Toch moeten we volgens Leo Lucassen juist oppassen met de term ‘superdiversiteit’, omdat die de focus legt op verschillen in etniciteit en nationaliteit. Volgens hem gaat het juist om integratie: bijvoorbeeld door instituties als het onderwijs of de arbeidsmarkt. Het gaat om de netwerken waarin mensen terechtkomen en hoe ze aansluiting vinden in de maatschappij. 

Niet alleen migratie maar ook gentrificatie heeft veel invloed op onze steden: wijken en buurten worden opgewaardeerd om welvarende bewoners aan te trekken, door sociale huur te vervangen met overwegend duurdere huur- en koopwoningen. In theorie zou dit de kwaliteit van leven in een wijk verhogen. Het probleem is alleen dat er een sociale- en economische kloof ontstaat door te investeren in het aantrekken van rijkere bewoners, in plaats van de leefomstandigheden en voorzieningen voor de huidige huurders te verbeteren, stelt Cody Hochstenbach in een interview met One World.

Zowel in Amsterdam als Rotterdam is er de laatste jaren sterke gentrificatie. In Amsterdam is tussen 2007 en 2015 het jaarlijks aantal toegewezen sociale huurwoningen met 36 procent afgenomen. In Rotterdam zien we een soortgelijke trend: daar zijn tussen 2002 en 2017 in totaal 30 duizend corporatiewoningen verdwenen. Zo verdwijnen de lagere en middenklasse uit Rotterdam en Amsterdam: zij sijpelen de stad uit en belanden in omringende gemeenten. Amsterdammers verdwijnen richting Almere en Purmerend en Rotterdammers naar Capelle of Vlaardingen.
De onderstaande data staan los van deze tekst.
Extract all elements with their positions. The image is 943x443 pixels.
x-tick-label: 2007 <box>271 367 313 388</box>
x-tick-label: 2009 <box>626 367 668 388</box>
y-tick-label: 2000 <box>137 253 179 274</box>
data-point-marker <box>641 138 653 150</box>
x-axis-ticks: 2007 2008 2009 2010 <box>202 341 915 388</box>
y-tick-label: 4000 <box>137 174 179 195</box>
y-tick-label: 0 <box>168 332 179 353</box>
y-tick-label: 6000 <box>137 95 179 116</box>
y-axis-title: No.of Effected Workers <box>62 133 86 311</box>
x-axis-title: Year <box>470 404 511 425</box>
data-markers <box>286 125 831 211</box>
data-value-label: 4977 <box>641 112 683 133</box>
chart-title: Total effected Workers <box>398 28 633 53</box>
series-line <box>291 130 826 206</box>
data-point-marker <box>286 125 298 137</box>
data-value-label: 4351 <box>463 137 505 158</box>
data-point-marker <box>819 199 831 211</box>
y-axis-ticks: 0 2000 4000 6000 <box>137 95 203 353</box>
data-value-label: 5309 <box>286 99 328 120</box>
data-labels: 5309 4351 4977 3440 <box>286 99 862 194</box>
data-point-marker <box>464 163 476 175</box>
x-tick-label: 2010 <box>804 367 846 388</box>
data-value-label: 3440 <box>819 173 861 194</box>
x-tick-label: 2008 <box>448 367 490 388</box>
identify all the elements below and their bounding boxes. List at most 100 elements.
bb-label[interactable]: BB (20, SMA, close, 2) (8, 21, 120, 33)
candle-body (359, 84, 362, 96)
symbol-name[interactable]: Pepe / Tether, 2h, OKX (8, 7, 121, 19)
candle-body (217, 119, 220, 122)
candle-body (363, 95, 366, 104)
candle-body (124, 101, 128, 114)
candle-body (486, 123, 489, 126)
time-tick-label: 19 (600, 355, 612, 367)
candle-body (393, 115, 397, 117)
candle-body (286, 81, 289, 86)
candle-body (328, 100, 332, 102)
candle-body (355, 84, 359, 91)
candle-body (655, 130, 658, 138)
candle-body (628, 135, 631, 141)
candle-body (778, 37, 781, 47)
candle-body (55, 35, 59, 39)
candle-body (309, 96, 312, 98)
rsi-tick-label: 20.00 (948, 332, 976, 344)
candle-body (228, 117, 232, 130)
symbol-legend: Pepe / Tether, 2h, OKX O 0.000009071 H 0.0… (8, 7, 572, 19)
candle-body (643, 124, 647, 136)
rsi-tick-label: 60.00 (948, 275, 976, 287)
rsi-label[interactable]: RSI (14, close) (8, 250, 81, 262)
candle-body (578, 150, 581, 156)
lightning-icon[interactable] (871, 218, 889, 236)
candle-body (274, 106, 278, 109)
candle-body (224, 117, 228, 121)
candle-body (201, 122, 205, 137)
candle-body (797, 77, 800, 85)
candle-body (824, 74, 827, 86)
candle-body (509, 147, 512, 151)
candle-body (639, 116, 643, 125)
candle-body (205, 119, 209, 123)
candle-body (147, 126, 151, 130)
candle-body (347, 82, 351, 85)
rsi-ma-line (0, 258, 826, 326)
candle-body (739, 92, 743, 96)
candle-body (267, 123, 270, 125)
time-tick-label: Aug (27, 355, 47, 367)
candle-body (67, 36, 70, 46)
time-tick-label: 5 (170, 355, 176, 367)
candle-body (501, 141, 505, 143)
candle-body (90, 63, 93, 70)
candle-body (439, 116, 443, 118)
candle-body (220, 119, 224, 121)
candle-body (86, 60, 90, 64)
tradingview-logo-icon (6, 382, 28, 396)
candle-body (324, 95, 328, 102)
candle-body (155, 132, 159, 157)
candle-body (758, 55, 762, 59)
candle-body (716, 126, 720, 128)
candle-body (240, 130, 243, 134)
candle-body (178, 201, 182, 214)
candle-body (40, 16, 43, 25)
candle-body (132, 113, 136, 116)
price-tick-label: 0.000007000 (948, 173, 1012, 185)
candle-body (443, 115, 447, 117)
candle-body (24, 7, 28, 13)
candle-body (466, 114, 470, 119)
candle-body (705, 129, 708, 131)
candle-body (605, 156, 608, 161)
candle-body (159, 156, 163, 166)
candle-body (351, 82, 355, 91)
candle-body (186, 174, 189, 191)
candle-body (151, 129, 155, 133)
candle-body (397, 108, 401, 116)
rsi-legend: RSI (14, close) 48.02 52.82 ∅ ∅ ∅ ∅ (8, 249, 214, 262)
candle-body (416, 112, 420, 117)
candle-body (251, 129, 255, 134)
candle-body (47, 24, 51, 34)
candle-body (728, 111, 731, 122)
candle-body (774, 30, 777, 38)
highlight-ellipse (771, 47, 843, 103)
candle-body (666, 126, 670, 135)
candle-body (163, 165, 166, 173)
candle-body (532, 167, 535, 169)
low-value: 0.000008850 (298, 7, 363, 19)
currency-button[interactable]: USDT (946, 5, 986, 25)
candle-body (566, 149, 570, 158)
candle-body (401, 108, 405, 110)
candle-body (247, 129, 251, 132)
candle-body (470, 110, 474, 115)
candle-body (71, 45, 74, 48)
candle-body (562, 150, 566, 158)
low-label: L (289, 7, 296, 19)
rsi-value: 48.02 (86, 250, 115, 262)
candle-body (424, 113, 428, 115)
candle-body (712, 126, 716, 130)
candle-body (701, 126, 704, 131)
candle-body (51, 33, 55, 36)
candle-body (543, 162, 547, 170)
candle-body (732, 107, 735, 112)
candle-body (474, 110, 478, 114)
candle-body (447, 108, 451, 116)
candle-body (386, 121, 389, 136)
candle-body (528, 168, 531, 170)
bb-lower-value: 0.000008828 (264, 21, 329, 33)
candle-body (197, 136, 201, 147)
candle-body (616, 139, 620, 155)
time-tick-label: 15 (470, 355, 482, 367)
Ze gebruiken dan misschien andere woorden, ander academisch jargon zo je wilt, maar over de toekomst van hun steden denken Lucassen en Scholten grotendeels hetzelfde. Ook Lucassen haalt sociaal-economische klasse aan als een belangrijk ijkpunt: ‘Het is een fundamenteler probleem: Door alles over te laten aan de markt worden buurten onleefbaar voor iedereen, niet alleen migranten. In het onderwijs heeft niet iedereen dezelfde kansen,’  legt hij uit.

‘It's here to stay.’

Het moet weer gaan over sociale gelijkheid, over hoe we onze samenleving op een fatsoenlijke manier inrichten. Over cultuurpolitiek zegt hij: ‘Ik denk dat als je een betere verhouding tussen mensen wil hebben, dat de kwaliteit van de publieke voorzieningen omhoog zal moeten. Fundamenteel gaat het om drie dingen: arbeidskansen, onderwijs en de kwaliteit van de openbare ruimte.’

Kortom: migratie en superdiversiteit zullen blijven bestaan. ‘It's here to stay. Superdiversiteitsbeleid zal vanaf nu permanent nodig zijn’, aldus Scholten. Daarom is het belangrijk om het narratief te omarmen dat migratie van alle tijden is.